My agent said, “Bill, I’m not putting this in front of anybody until you’ve built your platform.” I had conversation with one of the acquisitions editors as well, and she said, “I love your book, but you need to be speaking three times a week. Nobody’s ever heard of you. People don’t just walk into a bookstore and see a book on a shelf and buy it.” Theoretically the publishing company could have made it happen, but that’s not the way the business works anymore, unless you’re a celebrity. I had to look at it objectively. I was at a point where I’d been doing this Fortune 500 big business for so long, and I never intended to be doing it as long as I had. I suggested to one of the acquisitions editors that we just do a contract. I said, “I will quit my job, and I will tour.” She said, “That’s great Bill, but that’s not how it works. You actually do it the other way. You show us that you can make money, and then we invest in you.” But I was at a point where I wanted to change, so I set up all these talks at colleges and universities. I went to talk about general business things to start to build my platform. While I was there, students started asking me, “What should we do before we graduate to make us more marketable to companies?”

 

What happened next?

My current book that’s actually making money right now came out of those talks with the college students. They kept asking me all these questions. I started writing down the things they wanted answers to, and I paired that with my experience as an employer, hiring people and helping people to say, wow this person’s amazing, they have all of this great experience, they have a great background for what I’m looking for. So I tried to put all of that together in a short, easy-to-read, utilitarian text that these students could have. So it’s based on the concept of you figuring out how to brand yourself. Personal branding is not a new thing, but doing it takes you actually saying to yourself, yes, I’m going to do this. I’m going to think about my brand. And that means asking yourself questions like: what are the things I could do to round out this picture of myself so to do whatever it is I want to do? The idea was to give these students a framework. It doesn’t say you should do this or do that, it says: Think about this. I wrote it for career changers or people who were new to the job market, because the concepts are global. Universities liked it, and they started buying it. Wash U came to me and said that they wanted to make it required reading. But to go back to the original story about looking for a publisher for my first book, I realized that if I was going to build my own platform, there was no point in having a publisher aside from the initial investment. So I started my own publishing company, La Plata Press.

 

What’s the biggest challenge you face in your work?

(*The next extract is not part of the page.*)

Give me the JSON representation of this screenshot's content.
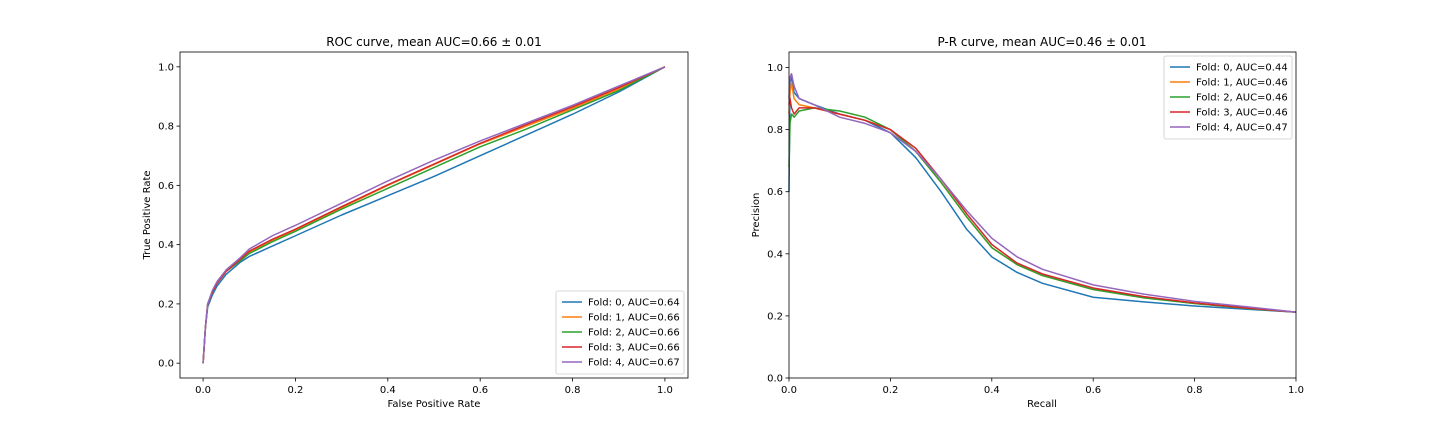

The challenge for me is to figure out whether or not a venture is producing enough money to be worth doing. Should it be that way? Whatever. For me it’s that way. I didn’t feel I was a writer until I started making money on my books. The hardest thing is to believe that the reason you originally started a project is enough to drive to you to a point where you get to the other side.

 

What do you do to maintain the faith that you’re actually going to get to where you want to go?

  1. Realize that it can be successful or not successful and that some of the factors are on me, but some of them are on the audience.
  2. Analyze the hell out of what I’m doing. For my second book, I looked at every single book that was out there. I looked at what other books didn’t have, why other books didn’t reach the audience the way they should.
  3. Don’t give up. Sometimes you don’t feel like moving forward. Sometimes you feel like giving up. But for me what pushes me through is that I can’t give up. I just don’t have that option. When I do a project I have enough people around me who are emotionally involved that I’m not willing to accept that something is a failure. It’s just not going to happen.